Overdiagnosis is not the only
problem with screening. 20 percent of patients screened with mammography are
told something is wrong when in fact nothing is wrong. These “false positives”
lead to additional testing, unneeded biopsies and anxiety until the diagnostic
uncertainty is resolved. A study in the health policy journal Health Affairs
finds that overdiagnosis and false positives in women 40-59 years old costs $4
billion per year – i.e., half of the annual expenditure on mammography
screening. There is also a 20 percent rate of mammograms missing cancers that
are actually there. These “false negatives” give women a false sense of
reassurance and may lead them, and sometimes their physicians, to ignore signs
and symptoms of disease like a breast mass.

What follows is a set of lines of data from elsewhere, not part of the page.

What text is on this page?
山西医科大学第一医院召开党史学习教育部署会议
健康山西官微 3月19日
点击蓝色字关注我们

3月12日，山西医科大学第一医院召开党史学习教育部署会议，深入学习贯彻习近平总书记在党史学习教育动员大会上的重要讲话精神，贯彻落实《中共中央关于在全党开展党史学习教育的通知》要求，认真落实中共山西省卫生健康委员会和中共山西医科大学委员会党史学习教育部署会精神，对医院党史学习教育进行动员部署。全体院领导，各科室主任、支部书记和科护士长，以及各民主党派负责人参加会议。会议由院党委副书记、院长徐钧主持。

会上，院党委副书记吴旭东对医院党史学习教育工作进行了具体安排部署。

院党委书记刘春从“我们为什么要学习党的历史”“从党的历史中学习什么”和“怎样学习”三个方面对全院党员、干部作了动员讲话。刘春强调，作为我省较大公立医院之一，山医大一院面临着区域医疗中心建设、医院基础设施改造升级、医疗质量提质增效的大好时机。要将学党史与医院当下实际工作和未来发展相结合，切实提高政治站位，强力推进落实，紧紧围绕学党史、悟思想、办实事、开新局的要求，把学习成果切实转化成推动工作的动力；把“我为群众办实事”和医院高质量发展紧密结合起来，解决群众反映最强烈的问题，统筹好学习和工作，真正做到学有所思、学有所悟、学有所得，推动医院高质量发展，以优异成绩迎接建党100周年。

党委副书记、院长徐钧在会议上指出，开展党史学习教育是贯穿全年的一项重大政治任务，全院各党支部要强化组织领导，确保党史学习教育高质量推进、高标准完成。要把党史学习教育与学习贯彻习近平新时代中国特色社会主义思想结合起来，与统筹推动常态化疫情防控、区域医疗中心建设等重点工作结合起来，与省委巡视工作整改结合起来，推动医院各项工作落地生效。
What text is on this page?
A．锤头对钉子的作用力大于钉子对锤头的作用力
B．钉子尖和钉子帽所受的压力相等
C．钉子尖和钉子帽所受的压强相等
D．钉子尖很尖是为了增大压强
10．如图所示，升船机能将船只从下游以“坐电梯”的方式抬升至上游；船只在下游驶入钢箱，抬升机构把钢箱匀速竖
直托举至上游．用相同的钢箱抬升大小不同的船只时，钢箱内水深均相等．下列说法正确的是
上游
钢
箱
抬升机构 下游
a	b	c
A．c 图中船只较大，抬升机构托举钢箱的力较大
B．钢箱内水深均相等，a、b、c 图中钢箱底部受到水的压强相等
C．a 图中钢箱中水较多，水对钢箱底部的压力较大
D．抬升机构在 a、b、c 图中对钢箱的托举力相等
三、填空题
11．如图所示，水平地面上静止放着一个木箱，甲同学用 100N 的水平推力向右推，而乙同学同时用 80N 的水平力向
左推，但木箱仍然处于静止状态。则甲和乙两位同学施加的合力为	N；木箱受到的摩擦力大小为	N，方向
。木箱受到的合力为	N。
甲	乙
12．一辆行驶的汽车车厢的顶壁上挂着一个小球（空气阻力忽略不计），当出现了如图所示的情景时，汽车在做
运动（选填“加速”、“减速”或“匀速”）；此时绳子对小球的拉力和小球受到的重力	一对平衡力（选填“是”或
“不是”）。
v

None of the above is meant to
suggest that screening should never be done, only that it should be directed at
the people most likely to benefit. The ability of mammography to uncover
dangerous breast cancers rises as women age because the incidence of breast
cancer rises and the breasts become less dense, making mammograms easier to
interpret. The number of screening harms declines as women age for the same
reasons.
The U.S. Preventive Services Task
Force recently released updated recommendations for breast cancer screening and found that
for
women under age 50 who have an average risk of cancer, the harms outweigh the
benefits of screening. It recommends that women between the ages of 50-74
should be screened only every other year, and suggests that women below 50
consult with their physicians to discuss if their history and individual risk
factors warrant screening before age 50. The American College of Physicians
High Value Care Task Force recently made identical recommendations. These
recommendations mirror guidelines used around the world. The U.S. has been
unique in initiating annual screening at age 40 and continuing indefinitely (50
percent of women over 80 are screened despite the Preventive Services Task
Force’s recommendation to stop at 74). Other countries start at 50 and then
test every two to three years up to 70-74 years old.
Raising the starting age and
decreasing the frequency of screening programs has been loudly criticized by a
variety of patient and cancer advocacy groups. Politicians have also chimed in.
Rep. Debbie Wasserman Schultz, D-Fla., who was diagnosed with breast cancer at
age 41, warned in the Washington Post that,
“deferring them [mammograms] until after age 50 is dangerous” and will result
in “needless deaths.” But her criticism fails to take into account the
documented limitations and pitfalls of mammography. Ironically, Wasserman Schultz
discovered the lump in her breast herself, two months after a negative
screening. Thankfully, she was aware of the signs of breast cancer and was not
falsely reassured by the false negative mammogram..
Screening early and often, no
matter how well intentioned, is costly and counterproductive. Finding every
last cancer, no matter how small or innocuous, does not save lives and subjects
many women to unnecessary treatment. If we are serious about evidence-based
medicine and greater value in healthcare, mammogram screening should be limited
to those populations most likely to benefit. The money saved would be better
spent on breast cancer research and treatment and on providing women with the
information they need to make informed decisions about cancer screening.